07-11-2012 1:14 PM
Level 2 or 3 UVerse tech needed that does NOT suggest to my client that they have a "dead wireless adapter" on their 4-week old laptop when you are experiencing issues at a Kansas location that are giving them packet loss and they have an unstable wireless connection and barely-OK ethernet connection. And for god's sake, don't just do the old router/modem switcharoo either.
Attached tracert and Ping test images. All we want is a plain explanation/line test and/or a "we'll look into it" and your correction of your internal network problems not "ooooh I don't see packet loss at all" from a Knowledge Base parroting robot when I have been logging issues for quite some time.
Solved by: Go to Solution.
07-11-2012 1:43 PM
07-11-2012 1:57 PM
I don't doubt you have a client that is experiencing problems. Many things can cause that.
However, the lost packets at nodes 3,4, and 5 in your PingPlotter graph is not the issue. Remember that the notation in PingPlotter that indicates "100% packet loss" only applies to those ICMP packets that were directed at those nodes. As you can see from nodes 6 through 11, all ICMP packets directed to them were returned with no packet loss, indicating that nodes 3-5 passed those packets on, as they're supposed to.
The issue is that nodes 3-5 are routers in AT&T's network that are programmed to treat ICMP echo packets as very low priority. Thus, they typically don't respond to pings. That doesn't mean they aren't routing other types of traffic, like HTTP or anything else that actually needs to be routed.

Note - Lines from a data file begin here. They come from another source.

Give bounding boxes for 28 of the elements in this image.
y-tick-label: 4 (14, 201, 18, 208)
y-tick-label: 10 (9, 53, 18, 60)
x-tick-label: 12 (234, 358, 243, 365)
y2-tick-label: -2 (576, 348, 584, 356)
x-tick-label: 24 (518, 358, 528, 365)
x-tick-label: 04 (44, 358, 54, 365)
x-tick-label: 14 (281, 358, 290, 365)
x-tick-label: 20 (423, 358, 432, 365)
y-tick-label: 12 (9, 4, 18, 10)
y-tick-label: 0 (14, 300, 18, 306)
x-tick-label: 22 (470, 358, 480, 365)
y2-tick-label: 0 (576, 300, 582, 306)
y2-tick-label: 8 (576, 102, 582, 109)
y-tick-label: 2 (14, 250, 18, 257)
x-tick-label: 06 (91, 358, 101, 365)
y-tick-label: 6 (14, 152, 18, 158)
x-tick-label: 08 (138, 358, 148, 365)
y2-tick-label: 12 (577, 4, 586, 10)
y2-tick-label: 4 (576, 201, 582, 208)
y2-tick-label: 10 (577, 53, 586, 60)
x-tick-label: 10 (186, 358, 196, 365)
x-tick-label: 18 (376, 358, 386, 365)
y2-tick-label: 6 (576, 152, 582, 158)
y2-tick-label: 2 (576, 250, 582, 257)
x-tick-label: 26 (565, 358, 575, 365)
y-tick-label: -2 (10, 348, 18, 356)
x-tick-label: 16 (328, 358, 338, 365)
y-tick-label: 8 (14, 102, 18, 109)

You would be much better off troubleshooting the wireless issues from a layer 2 standpoint -- i.e. does the client's computer perform properly on a wired Ethernet connection? If so, you have a wireless issue with the wireless card, the access point, or interference (quite common). If not, then you have a line issue or an issue with the computer itself, which will then need further troubleshooting.
07-11-2012 2:26 PM
Thanks for a well-thought out reply. I was wondering why pingtest.net did not return same results as PingPlotter. I really appreciate your comments and time. Sorry for my tone but I have been endlessly frustrated with this network.
Ethernet is on, but spotty. Users report that sites have long loading times or do not load at all. This has only happened today from what I see. I will run some further internal scans.
Interference has been investigated to the best of my knowledge (client has purchased DECT phones etc etc)
I have slowly been putting all devices on wired vs wireless due to persistent issues but the sticking point is that the client's point of sale solution is a Square and needs a reliable wireless connection to work.
I would go with the wireless card direction but disable/re-enable gets the connection to come back and the wireless works fine at the client's home. So do the other wireless devices like Ipad/phones.
I can see that there's probably not much more that can be done on your end, but thanks for the feedback. Who knows, it might even be the cabling >_<
07-11-2012 6:17 PM - edited 07-11-2012 6:17 PM
Web sites that have long load times or don't load at all can also point to DNS issues.
Try changing the DNS servers on the client computer to the OpenDNS servers (184.108.40.206 and 220.127.116.11) or Google's DNS servers (18.104.22.168 and 22.214.171.124). Occasionally, we see problems with DNS resolution with the 2Wire equipment, especially with MacOS or other Apple devices.